Un groupe d’entités membre de la société civile est monté au créneau pour appeler à la vigilance afin que la politique d’agrégation agricole que l’Etat projette de mettre en œuvre pour booster le secteur primaire dans le pays, et promouvoir en particulier l’agribusiness, puisse réellement atteindre l’objectif d’autosuffisance alimentaire.

L’agrégation agricole consiste en un contrat signé entre des coopératives d’agriculteurs, éleveurs ou pêcheurs, qui sont les « agrégés », et une entreprise, l’investisseur qui est « l’agrégateur ». Selon les membres de la société civile, cette agrégation étant une autre forme de l’agriculture contractuelle déjà pratiquée à Madagascar, les expériences acquises doivent être prises en compte pour « éviter les pièges ». 

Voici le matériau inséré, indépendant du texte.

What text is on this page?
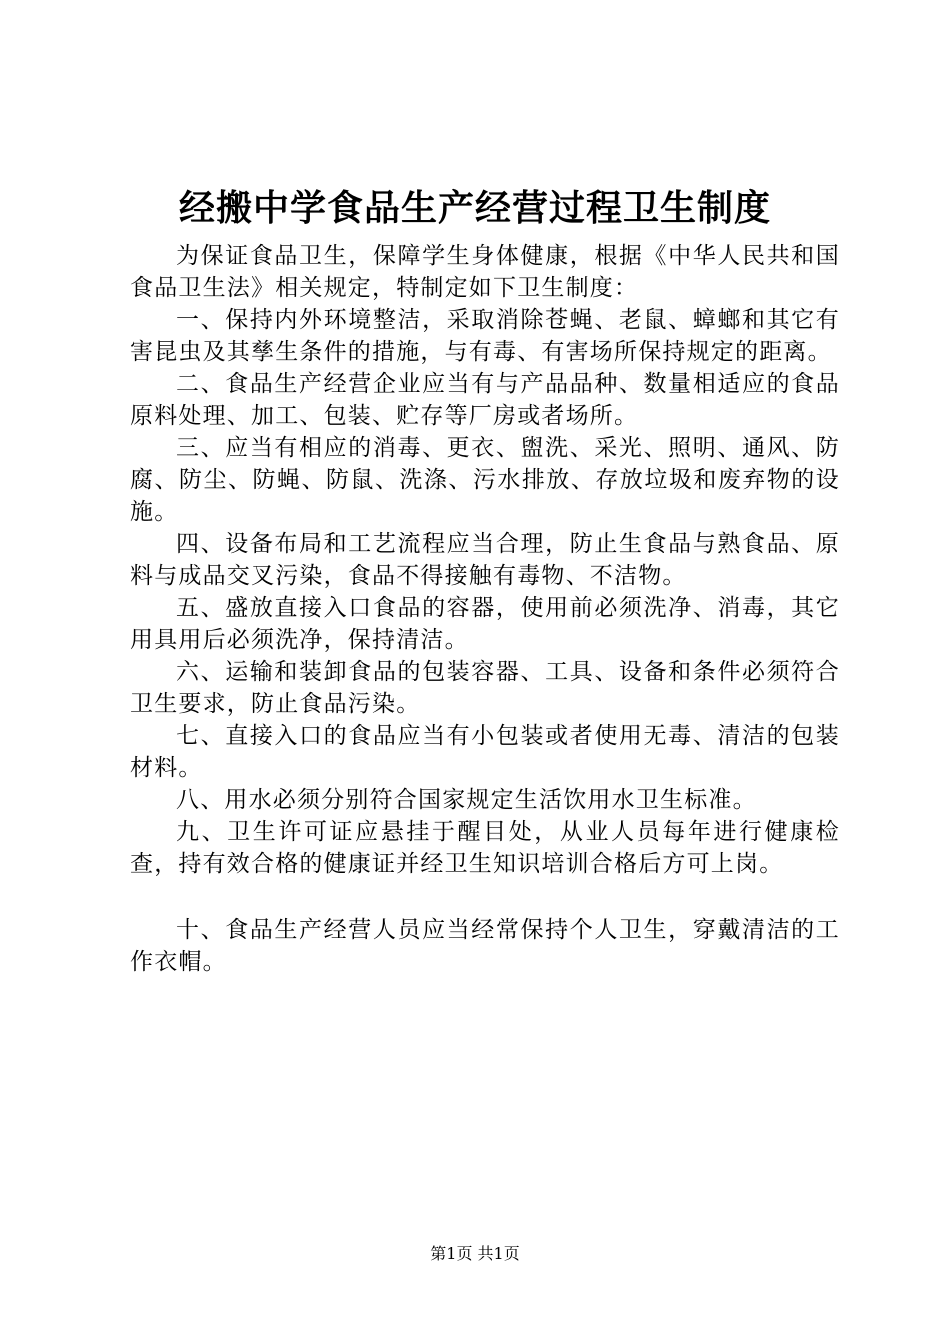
经搬中学食品生产经营过程卫生制度

为保证食品卫生，保障学生身体健康，根据《中华人民共和国食品卫生法》相关规定，特制定如下卫生制度：

一、保持内外环境整洁，采取消除苍蝇、老鼠、蟑螂和其它有害昆虫及其孳生条件的措施，与有毒、有害场所保持规定的距离。

二、食品生产经营企业应当有与产品品种、数量相适应的食品原料处理、加工、包装、贮存等厂房或者场所。

三、应当有相应的消毒、更衣、盥洗、采光、照明、通风、防腐、防尘、防蝇、防鼠、洗涤、污水排放、存放垃圾和废弃物的设施。

四、设备布局和工艺流程应当合理，防止生食品与熟食品、原料与成品交叉污染，食品不得接触有毒物、不洁物。

五、盛放直接入口食品的容器，使用前必须洗净、消毒，其它用具用后必须洗净，保持清洁。

六、运输和装卸食品的包装容器、工具、设备和条件必须符合卫生要求，防止食品污染。

七、直接入口的食品应当有小包装或者使用无毒、清洁的包装材料。

八、用水必须分别符合国家规定生活饮用水卫生标准。

九、卫生许可证应悬挂于醒目处，从业人员每年进行健康检查，持有效合格的健康证并经卫生知识培训合格后方可上岗。

十、食品生产经营人员应当经常保持个人卫生，穿戴清洁的工作衣帽。

第1页 共1页
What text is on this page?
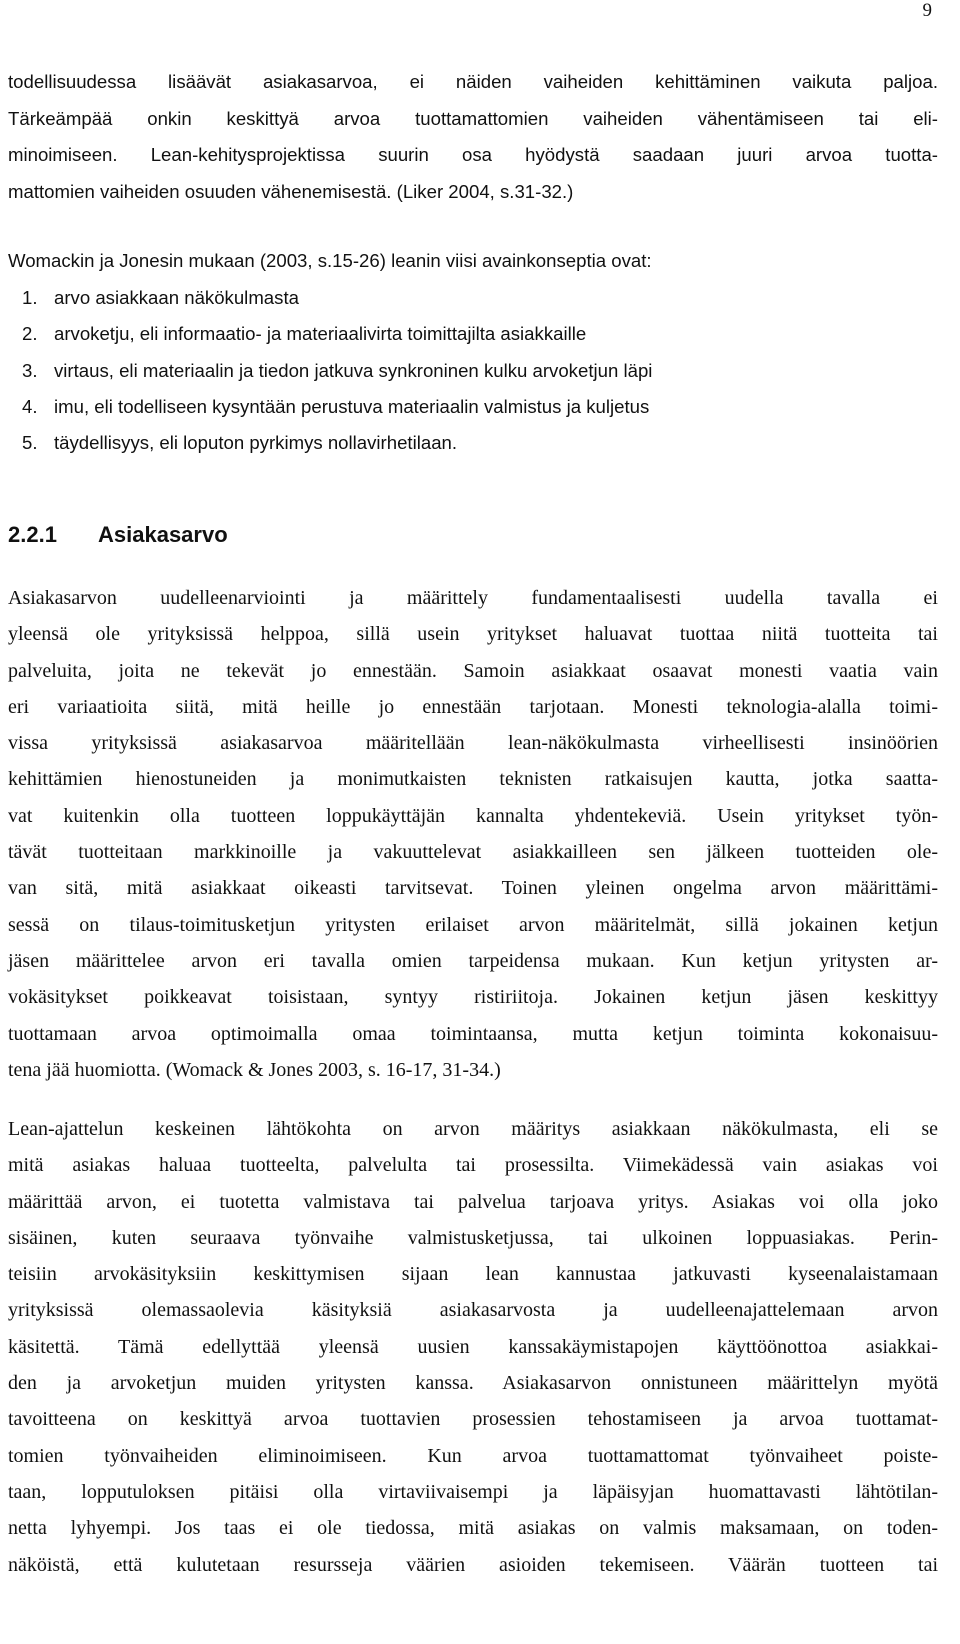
9
todellisuudessa lisäävät asiakasarvoa, ei näiden vaiheiden kehittäminen vaikuta paljoa.
Tärkeämpää onkin keskittyä arvoa tuottamattomien vaiheiden vähentämiseen tai eli-
minoimiseen. Lean-kehitysprojektissa suurin osa hyödystä saadaan juuri arvoa tuotta-
mattomien vaiheiden osuuden vähenemisestä. (Liker 2004, s.31-32.)
Womackin ja Jonesin mukaan (2003, s.15-26) leanin viisi avainkonseptia ovat:
1. arvo asiakkaan näkökulmasta
2. arvoketju, eli informaatio- ja materiaalivirta toimittajilta asiakkaille
3. virtaus, eli materiaalin ja tiedon jatkuva synkroninen kulku arvoketjun läpi
4. imu, eli todelliseen kysyntään perustuva materiaalin valmistus ja kuljetus
5. täydellisyys, eli loputon pyrkimys nollavirhetilaan.
2.2.1 Asiakasarvo
Asiakasarvon uudelleenarviointi ja määrittely fundamentaalisesti uudella tavalla ei
yleensä ole yrityksissä helppoa, sillä usein yritykset haluavat tuottaa niitä tuotteita tai
palveluita, joita ne tekevät jo ennestään. Samoin asiakkaat osaavat monesti vaatia vain
eri variaatioita siitä, mitä heille jo ennestään tarjotaan. Monesti teknologia-alalla toimi-
vissa yrityksissä asiakasarvoa määritellään lean-näkökulmasta virheellisesti insinöörien
kehittämien hienostuneiden ja monimutkaisten teknisten ratkaisujen kautta, jotka saatta-
vat kuitenkin olla tuotteen loppukäyttäjän kannalta yhdentekeviä. Usein yritykset työn-
tävät tuotteitaan markkinoille ja vakuuttelevat asiakkailleen sen jälkeen tuotteiden ole-
van sitä, mitä asiakkaat oikeasti tarvitsevat. Toinen yleinen ongelma arvon määrittämi-
sessä on tilaus-toimitusketjun yritysten erilaiset arvon määritelmät, sillä jokainen ketjun
jäsen määrittelee arvon eri tavalla omien tarpeidensa mukaan. Kun ketjun yritysten ar-
vokäsitykset poikkeavat toisistaan, syntyy ristiriitoja. Jokainen ketjun jäsen keskittyy
tuottamaan arvoa optimoimalla omaa toimintaansa, mutta ketjun toiminta kokonaisuu-
tena jää huomiotta. (Womack & Jones 2003, s. 16-17, 31-34.)
Lean-ajattelun keskeinen lähtökohta on arvon määritys asiakkaan näkökulmasta, eli se
mitä asiakas haluaa tuotteelta, palvelulta tai prosessilta. Viimekädessä vain asiakas voi
määrittää arvon, ei tuotetta valmistava tai palvelua tarjoava yritys. Asiakas voi olla joko
sisäinen, kuten seuraava työnvaihe valmistusketjussa, tai ulkoinen loppuasiakas. Perin-
teisiin arvokäsityksiin keskittymisen sijaan lean kannustaa jatkuvasti kyseenalaistamaan
yrityksissä olemassaolevia käsityksiä asiakasarvosta ja uudelleenajattelemaan arvon
käsitettä. Tämä edellyttää yleensä uusien kanssakäymistapojen käyttöönottoa asiakkai-
den ja arvoketjun muiden yritysten kanssa. Asiakasarvon onnistuneen määrittelyn myötä
tavoitteena on keskittyä arvoa tuottavien prosessien tehostamiseen ja arvoa tuottamat-
tomien työnvaiheiden eliminoimiseen. Kun arvoa tuottamattomat työnvaiheet poiste-
taan, lopputuloksen pitäisi olla virtaviivaisempi ja läpäisyjan huomattavasti lähtötilan-
netta lyhyempi. Jos taas ei ole tiedossa, mitä asiakas on valmis maksamaan, on toden-
näköistä, että kulutetaan resursseja väärien asioiden tekemiseen. Väärän tuotteen tai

L’entreprise avance les semences, engrais, matériel et encadre les paysans. Les paysans cultivent leurs terres en utilisant les intrants fournis, en respectant les différentes instructions de l’entreprise et doivent lui vendre,  à un prix souvent fixé au moment de la signature du contrat, toute leur récolte sauf les produits qui ne respectent pas les normes. Sur ce point, l’Etat est invité à prendre des mesures pour éviter la perte d’autonomie des paysans car « la plus-value bénéficie majoritairement à l’investisseur ».

La société civile estime en outre que la signature des contrats par des coopératives de producteurs à la place des paysans individuels, membres ou non d’associations, pourrait maintenir « le rapport de forces inégal » entre l’investisseur et les agriculteurs dans l’agrégation. Par ailleurs, la logique économique des agrégateurs risque de les amener à préférer investir dans des produits à forte valeur ajoutée qui ne sont pas des produits vivriers. 

« Et même s’ils s’engagent dans la riziculture, ils risquent de préférer exporter le riz plutôt que de le commercialiser sur le marché local », a-t-on aussi soulevé avant de souligner qu’il est crucial que les responsables et décideurs prennent en compte les besoins de la population dès l’attribution du permis d’agrégation en fonction du produit choisi, et contrôlent les quantités destinées à l’exportation ou à la consommation locale, quelles que soient leur foi et confiance aux bienfaits du partenariat public-privé...

Mais du côté des autorités, on répond que des réflexions sont toujours en cours afin que la loi adoptée dernièrement par le Parlement et les résolutions du forum sur l’agribusiness permettent d’atteindre l’objectif d’autosuffisance alimentaire.  Et ces dernières de rappeler que l’agriculture familiale figure dans les thématiques retenues dans les assises organisées aussi bien pour le foncier que pour l’alimentation et la transformation du secteur agricole.

Pour la riziculture, la société civile demande à ce que les mesures en vue de la maîtrise de l’eau, qui revêt une importance capitale, soient développées dans la Stratégie Nationale pour l’Agribusiness (version juillet 2020) et dans le Plan Emergence Madagascar. « Le dérèglement climatique perturbe gravement les activités agricoles. Il faut une solution explicite aux problèmes récurrents de soudure rencontrée par la majorité des paysans ».

On prend également comme exemple l’agrégation agricole ayant été appliquée pendant plus de 10 ans par le Plan Maroc Vert qui montrerait que le paysan devient de plus en plus dépendant et n’a pas les moyens de contrôler les prix de vente de sa production. « Un appel à la vigilance « , a ainsi été lancé afin que des balises soient posées pour que les paysans soient les gagnants de cette réforme.